Lesson 3 In-Class Discussion ✅

yes forgot to pull

I am getting this as well. I ran git pull followed by restarting the kernel, but still get the error.

1 Like

Could someone talk a bit more about the data block ideology? I’m not quite sure how the blocks are meant to be used. Do they have to be in a certain order? Is there any other library that uses this type of programming I could look at?

8 Likes

Looking at the MNIST example at the end of the lesson 1 notebook, I saw that the unzipped version of the file had 3 items in it: labels.csv, a valid folder, and a train folder.

That being said, when creating the ImageDataBunch like this:
data = ImageDataBunch.from_csv(path, ds_tfms=tfms, size=28)

How does the default value of valid_pct = 0.2 come into the picture? Will the ImageDataBunch just have a validation set of 20% of what was in the validation folder or does the function look at all the images in both the valid and train folder in order to make the validation set?

1 Like

How frequently does the fit / training function use the validation set? Is it once (or multiple times) an epoch?

Unclear to met when the fitting process looks at training set vs validation set.

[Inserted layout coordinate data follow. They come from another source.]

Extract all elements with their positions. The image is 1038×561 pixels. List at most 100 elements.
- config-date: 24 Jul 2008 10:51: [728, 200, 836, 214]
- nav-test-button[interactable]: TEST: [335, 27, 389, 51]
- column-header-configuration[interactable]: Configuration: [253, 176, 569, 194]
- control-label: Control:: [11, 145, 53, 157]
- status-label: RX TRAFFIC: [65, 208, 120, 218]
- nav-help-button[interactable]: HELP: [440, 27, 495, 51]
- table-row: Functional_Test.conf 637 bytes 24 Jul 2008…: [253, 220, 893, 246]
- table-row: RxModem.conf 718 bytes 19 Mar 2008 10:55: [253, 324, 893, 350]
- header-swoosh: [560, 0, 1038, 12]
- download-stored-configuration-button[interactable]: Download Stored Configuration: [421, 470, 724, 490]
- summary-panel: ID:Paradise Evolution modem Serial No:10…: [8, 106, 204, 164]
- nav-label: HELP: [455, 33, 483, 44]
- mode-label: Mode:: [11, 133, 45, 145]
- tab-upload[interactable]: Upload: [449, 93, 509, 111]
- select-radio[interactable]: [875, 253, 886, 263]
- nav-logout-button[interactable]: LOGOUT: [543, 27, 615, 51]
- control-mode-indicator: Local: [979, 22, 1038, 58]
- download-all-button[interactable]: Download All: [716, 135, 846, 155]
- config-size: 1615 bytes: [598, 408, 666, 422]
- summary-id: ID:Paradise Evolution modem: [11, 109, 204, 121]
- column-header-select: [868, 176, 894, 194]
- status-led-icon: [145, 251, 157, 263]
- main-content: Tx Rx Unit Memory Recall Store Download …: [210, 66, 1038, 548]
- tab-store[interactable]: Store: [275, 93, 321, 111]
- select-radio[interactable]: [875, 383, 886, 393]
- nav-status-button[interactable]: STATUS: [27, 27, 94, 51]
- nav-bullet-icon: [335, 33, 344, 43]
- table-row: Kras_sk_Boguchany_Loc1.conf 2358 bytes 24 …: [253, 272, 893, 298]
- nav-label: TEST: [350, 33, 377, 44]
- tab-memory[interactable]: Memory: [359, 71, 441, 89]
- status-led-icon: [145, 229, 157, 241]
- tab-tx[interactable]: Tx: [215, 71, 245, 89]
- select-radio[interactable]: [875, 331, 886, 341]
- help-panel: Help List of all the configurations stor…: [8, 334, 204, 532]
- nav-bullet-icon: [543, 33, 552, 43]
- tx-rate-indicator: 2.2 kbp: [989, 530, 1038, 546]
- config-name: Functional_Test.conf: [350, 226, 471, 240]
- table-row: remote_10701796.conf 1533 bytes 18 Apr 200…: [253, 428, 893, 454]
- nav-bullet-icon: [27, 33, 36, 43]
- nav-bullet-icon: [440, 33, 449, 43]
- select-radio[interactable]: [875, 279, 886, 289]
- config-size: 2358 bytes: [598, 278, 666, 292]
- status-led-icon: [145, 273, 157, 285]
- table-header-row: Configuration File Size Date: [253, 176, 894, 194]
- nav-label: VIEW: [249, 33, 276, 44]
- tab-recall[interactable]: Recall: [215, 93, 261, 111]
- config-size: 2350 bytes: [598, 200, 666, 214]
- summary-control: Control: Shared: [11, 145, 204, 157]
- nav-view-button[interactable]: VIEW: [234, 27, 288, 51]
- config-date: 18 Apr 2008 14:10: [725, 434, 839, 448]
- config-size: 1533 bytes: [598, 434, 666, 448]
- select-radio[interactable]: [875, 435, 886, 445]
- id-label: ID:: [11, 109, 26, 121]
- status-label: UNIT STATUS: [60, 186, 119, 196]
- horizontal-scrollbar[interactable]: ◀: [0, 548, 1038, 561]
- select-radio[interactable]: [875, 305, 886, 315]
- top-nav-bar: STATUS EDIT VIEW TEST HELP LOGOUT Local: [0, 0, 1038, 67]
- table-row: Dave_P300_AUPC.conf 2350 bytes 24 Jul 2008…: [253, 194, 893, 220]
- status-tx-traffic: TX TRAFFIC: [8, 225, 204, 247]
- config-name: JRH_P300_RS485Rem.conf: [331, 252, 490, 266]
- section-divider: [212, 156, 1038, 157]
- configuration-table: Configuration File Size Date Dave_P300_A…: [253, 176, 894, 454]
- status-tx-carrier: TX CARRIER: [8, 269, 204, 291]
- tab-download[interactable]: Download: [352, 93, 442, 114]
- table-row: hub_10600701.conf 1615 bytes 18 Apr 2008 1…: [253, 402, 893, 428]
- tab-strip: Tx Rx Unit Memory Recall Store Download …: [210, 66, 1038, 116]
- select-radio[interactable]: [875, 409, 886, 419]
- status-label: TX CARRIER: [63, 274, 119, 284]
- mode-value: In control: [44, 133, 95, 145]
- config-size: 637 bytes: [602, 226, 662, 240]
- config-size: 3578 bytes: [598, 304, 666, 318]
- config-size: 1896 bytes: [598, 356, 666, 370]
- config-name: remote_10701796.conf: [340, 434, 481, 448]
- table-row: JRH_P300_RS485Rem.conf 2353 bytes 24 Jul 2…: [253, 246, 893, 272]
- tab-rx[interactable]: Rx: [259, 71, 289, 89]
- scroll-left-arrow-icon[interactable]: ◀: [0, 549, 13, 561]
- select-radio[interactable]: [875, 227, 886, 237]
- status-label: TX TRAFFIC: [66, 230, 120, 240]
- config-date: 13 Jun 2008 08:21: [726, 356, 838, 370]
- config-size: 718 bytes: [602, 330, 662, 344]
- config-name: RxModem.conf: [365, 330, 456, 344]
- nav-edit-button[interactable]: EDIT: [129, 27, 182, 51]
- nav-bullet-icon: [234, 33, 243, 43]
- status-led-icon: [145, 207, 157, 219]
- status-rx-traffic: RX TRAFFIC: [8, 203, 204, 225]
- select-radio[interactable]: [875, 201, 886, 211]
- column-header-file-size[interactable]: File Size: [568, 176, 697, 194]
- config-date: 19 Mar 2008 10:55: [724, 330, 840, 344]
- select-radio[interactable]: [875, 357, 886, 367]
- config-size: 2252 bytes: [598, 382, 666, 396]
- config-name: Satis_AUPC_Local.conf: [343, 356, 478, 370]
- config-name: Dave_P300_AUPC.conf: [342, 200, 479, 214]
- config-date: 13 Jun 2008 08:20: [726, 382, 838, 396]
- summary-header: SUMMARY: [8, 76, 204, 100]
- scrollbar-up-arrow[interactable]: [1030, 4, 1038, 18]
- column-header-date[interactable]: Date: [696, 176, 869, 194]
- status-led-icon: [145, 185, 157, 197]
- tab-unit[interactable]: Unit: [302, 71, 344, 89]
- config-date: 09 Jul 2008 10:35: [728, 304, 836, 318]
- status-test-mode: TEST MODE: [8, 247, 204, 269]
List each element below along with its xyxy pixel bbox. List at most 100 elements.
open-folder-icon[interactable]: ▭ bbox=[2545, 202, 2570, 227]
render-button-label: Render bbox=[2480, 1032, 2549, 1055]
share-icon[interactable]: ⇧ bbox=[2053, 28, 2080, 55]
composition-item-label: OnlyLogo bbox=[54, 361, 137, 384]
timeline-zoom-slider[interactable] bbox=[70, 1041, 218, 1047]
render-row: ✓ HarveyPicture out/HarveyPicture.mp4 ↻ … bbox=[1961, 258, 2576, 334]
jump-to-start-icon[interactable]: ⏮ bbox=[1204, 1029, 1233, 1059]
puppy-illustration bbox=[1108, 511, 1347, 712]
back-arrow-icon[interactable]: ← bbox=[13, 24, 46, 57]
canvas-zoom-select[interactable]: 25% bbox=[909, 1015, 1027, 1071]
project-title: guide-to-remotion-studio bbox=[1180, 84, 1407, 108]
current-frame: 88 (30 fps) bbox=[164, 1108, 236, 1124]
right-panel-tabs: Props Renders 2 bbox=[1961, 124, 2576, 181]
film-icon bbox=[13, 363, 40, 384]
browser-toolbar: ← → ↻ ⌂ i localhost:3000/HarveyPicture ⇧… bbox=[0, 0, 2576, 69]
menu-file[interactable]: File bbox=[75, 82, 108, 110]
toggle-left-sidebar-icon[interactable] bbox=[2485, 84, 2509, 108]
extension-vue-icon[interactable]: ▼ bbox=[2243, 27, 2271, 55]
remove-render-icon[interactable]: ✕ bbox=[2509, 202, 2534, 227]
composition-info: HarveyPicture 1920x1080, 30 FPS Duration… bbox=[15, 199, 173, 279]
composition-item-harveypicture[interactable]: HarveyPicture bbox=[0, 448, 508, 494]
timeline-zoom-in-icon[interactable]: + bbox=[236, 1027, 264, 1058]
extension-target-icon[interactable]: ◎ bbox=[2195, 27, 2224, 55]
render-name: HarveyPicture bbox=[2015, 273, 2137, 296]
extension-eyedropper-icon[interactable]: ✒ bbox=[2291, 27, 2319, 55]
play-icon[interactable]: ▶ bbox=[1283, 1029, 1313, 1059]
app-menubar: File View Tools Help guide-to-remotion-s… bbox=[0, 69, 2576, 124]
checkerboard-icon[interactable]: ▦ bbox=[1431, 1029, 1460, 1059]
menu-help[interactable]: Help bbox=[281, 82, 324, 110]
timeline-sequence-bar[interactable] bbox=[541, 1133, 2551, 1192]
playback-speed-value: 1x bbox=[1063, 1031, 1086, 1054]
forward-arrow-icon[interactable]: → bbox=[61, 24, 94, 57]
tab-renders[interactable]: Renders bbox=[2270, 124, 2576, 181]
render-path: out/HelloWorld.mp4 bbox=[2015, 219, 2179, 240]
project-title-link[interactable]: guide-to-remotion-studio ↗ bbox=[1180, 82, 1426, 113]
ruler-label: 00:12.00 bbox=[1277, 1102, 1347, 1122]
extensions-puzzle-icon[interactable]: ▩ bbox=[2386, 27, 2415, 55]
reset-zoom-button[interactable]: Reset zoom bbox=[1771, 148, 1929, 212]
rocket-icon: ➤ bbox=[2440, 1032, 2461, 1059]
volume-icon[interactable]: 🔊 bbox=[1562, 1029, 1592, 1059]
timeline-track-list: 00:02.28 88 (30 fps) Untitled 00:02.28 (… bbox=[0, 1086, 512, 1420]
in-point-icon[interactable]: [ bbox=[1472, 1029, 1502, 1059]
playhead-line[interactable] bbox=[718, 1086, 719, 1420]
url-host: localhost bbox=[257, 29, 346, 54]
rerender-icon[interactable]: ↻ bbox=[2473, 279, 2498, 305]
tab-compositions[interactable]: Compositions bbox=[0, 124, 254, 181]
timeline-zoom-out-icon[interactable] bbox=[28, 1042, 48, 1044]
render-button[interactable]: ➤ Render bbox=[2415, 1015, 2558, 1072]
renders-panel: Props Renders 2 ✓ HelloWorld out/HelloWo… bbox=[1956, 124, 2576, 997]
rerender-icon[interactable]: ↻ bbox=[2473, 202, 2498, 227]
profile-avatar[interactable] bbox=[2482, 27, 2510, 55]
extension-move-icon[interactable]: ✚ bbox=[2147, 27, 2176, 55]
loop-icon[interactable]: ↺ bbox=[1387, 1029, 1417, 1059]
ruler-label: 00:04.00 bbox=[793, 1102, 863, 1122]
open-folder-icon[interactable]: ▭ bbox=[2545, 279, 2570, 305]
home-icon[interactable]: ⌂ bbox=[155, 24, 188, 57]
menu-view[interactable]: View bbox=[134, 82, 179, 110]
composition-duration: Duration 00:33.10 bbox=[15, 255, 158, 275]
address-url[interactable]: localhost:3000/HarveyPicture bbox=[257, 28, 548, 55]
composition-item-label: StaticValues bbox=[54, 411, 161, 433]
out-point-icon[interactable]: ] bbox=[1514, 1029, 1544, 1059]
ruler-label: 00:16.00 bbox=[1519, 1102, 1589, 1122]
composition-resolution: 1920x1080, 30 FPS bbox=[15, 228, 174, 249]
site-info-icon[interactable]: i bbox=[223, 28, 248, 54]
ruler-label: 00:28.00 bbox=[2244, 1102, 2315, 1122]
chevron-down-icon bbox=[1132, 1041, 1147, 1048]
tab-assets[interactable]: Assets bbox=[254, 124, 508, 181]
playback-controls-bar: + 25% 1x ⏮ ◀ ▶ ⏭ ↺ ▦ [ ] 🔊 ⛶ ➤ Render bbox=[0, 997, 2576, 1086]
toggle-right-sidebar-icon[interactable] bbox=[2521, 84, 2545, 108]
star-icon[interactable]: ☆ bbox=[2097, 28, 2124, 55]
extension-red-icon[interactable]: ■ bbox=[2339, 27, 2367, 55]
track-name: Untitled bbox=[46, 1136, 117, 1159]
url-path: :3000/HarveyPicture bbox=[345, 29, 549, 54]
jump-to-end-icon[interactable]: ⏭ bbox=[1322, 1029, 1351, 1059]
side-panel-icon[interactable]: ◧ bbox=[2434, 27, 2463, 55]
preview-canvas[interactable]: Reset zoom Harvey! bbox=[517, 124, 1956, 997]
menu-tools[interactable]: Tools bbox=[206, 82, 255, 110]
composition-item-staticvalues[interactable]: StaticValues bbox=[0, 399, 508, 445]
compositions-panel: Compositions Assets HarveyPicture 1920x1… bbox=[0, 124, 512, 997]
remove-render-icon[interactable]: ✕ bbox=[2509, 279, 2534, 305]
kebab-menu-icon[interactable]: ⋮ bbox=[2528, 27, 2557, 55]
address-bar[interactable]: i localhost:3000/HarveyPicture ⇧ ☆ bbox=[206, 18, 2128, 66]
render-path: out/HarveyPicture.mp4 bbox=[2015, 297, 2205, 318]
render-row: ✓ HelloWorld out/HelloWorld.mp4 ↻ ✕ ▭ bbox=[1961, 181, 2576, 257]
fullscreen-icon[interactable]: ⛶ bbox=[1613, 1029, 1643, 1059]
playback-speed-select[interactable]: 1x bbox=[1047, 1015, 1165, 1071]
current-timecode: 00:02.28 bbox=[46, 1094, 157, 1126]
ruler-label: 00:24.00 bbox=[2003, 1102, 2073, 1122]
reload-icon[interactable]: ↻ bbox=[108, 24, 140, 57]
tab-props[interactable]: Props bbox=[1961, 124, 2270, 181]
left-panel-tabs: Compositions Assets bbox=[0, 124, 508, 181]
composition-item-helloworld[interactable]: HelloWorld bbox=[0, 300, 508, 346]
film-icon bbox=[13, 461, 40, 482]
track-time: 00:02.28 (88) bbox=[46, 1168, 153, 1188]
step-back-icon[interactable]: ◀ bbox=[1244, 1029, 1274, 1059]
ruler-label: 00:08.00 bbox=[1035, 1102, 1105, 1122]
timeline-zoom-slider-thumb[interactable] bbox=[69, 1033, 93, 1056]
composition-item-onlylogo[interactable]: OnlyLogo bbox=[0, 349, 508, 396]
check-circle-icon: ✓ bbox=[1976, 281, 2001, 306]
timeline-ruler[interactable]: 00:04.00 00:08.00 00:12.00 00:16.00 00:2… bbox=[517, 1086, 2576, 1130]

This is a toy example where we put everything to be able to test efficiently. I don’t recommend looking at it for a first understanding.
Here for instance, the files labels.csv has filenames in train and valid.

1 Like

It runs a full run through the validation set after each epoch. So once per epoch. It is used to see if your model is able to generalize and tune hyperparameters. It is not used for updating the weights. The model uses the validation set’s information only indirectly, when the user changes hyperparameters according to the training and validation losses.

4 Likes

Tried to load some xray images (grayscale) using ImageDataBunch. When tried to visualize with show_batch it comes in black and white (not grayscale). Does some custom dataset is required?

You have loaded the labels for the training set via train_v2.csv. How do you load the labels for the validation and test sets?

1 Like

Why do we use size 128 for the planet dataset when loading the images?

1 Like

Does anyone know where I can see the notebook with the example dataset stuff in? It’s not the same as the https://github.com/fastai/course-v3/blob/master/nbs/dl1/lesson3-planet.ipynb one

2 Likes

Does the order of things matter for Data Blocks?

1 Like

More generally, I’d love a run through of how to include a test set and extract not just labels but predictions (for prep to submit for a competition, for example).

if your data are 16bit grayscale (likely) then you will have to make your own open_image

1 Like

Can you add a test folder if you created label from a CSV file?

1 Like

Can we use fastai for feature extraction?

1 Like

Looks like it’s here: https://github.com/fastai/fastai/blob/master/docs_src/data_block.ipynb

5 Likes

worked for me - im using the dev version

is it possible to do multi label classification with a model trained on single labels?

2 Likes

Can we use DataBlock API with text DataSet?

1 Like